Because ex-convict in possession is not a crime of false statement, the court was required to weigh the probative value of the evidence against the prejudice to defendant in deciding whether to exclude it. OEC 609(1)(a). We have followed the legislative commentary to the rule and held that the criteria for the court to consider in making this decision are (1) the nature of the crime; (2) the date of the prior conviction; (3) the similarity of the prior crime to the crime involved in the trial; and (4) the importance of defendant’s testimony to the jury’s decision. State v. Carden, 58 Or App 655, 650 P2d 97, rev den 293 Or 653 (1982). We have also indicated that the trial court has broad discretion in applying these criteria. State v. Carden, supra; State v. Hamilton, 60 Or App 676, 655 P2d 223 (1982), rev den 294 Or 569 (1983).

As I view it, most — if not all — of the criteria enunciated in Carden suggest this conviction should not have been used. Weighing most heavily against admissibility is the first criterion: the nature of the crime. The most that may be said under this criterion for the use of the conviction is that it suggests defendant is not inclined to conform to social norms. Any conviction does that; this rationale would make the balancing analysis contemplated by Rule 609(1) unnecessary.

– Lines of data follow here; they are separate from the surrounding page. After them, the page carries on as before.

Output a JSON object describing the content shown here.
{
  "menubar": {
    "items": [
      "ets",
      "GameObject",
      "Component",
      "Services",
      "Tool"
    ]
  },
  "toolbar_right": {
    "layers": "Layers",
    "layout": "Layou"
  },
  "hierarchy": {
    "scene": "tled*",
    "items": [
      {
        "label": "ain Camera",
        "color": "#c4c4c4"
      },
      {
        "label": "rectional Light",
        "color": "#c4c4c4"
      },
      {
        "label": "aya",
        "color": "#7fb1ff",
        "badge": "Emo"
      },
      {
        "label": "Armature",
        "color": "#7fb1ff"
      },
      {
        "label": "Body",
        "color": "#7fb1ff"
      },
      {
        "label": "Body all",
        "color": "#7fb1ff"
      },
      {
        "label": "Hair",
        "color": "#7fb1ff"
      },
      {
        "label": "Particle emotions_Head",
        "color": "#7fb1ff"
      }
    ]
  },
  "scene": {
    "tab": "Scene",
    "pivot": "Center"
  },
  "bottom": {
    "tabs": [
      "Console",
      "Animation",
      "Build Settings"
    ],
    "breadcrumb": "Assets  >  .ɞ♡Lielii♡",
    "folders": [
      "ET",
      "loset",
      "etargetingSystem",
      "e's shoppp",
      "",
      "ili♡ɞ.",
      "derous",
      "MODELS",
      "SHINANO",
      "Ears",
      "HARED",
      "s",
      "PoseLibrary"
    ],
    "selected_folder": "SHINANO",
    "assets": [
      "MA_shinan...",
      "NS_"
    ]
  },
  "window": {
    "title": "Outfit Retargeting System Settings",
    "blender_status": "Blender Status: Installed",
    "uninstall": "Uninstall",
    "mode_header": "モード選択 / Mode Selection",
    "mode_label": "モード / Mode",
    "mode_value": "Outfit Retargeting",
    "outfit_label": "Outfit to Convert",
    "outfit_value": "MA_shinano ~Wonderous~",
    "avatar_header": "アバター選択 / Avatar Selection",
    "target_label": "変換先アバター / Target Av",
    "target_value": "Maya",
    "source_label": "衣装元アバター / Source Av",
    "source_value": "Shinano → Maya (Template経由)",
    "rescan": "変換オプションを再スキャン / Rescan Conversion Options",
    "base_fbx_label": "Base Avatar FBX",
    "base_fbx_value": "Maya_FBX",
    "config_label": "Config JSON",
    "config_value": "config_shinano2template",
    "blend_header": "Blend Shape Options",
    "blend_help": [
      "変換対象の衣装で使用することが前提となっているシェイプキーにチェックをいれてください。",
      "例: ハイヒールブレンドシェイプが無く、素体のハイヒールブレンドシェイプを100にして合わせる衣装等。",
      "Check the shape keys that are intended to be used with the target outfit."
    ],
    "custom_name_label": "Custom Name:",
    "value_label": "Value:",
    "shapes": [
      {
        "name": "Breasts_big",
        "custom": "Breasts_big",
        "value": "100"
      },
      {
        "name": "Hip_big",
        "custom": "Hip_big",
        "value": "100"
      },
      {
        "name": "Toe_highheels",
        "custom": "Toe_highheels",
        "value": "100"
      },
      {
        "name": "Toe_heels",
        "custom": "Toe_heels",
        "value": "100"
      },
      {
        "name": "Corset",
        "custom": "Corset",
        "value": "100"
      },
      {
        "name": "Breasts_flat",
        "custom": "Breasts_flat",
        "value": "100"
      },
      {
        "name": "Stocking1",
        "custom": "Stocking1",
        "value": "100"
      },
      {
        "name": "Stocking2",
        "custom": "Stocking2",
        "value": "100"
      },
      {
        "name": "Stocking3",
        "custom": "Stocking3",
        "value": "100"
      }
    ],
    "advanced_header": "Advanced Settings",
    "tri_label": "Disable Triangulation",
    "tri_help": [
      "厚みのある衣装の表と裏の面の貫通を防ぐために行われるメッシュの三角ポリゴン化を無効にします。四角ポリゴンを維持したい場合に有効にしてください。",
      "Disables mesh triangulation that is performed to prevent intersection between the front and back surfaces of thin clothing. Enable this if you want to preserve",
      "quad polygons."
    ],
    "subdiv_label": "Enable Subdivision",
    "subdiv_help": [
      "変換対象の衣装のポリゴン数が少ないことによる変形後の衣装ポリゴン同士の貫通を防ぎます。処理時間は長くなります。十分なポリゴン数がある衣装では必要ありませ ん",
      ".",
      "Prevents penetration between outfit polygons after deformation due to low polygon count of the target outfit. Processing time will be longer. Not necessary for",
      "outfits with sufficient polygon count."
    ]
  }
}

Against that value, if value it is, there is arrayed the fact that the offense is essentially one of status — no wrongdoing with the firearm, either actual or intended, is required. Even worse is the fact that impeachment by this offense is, in fact, impeachment by two offenses — defendant is shown to have been an ex-convict when he possessed the gun. The jury is left *867to speculate as to just what the earlier crime was. The prejudicial impact is thus very significant.

The second criterion — the date of the crime — also weighed against admissibility here. The earlier conviction, while it occurred within the period permitted by Rule 609, was nonetheless fairly remote — it was six years old.

The third criterion — similarity of the prior crime to the one charged — is not implicated. Admittedly, these offenses are not similar.

The fourth criterion — the importance of the witness’ testimony — weighs against admissibility (according to the commentary to the evidence code) but also in favor of it. State v. Carden, supra, 58 Or App at 661. The offsetting considerations relating to this criterion are of little help.

To summarize: one criterion weighs heavily against admissibility; one slightly against; one slightly in favor; and one is of little help. I do not pretend to be able so to quantify each of these factors as to establish a precise calculus by which to test the exercise of judicial discretion in this area. I only state that, for me, there was an abuse of discretion here. The nature of the crime used for impeachment is crucial. To my mind, this crime of ex-convict in possession has so little legitimate impeaching effect, and is so prejudicial, that its use should rarely — if ever — be allowed for impeachment. It is my hope that, if this case is retried, the trial court will not again permit this particular line of impeachment.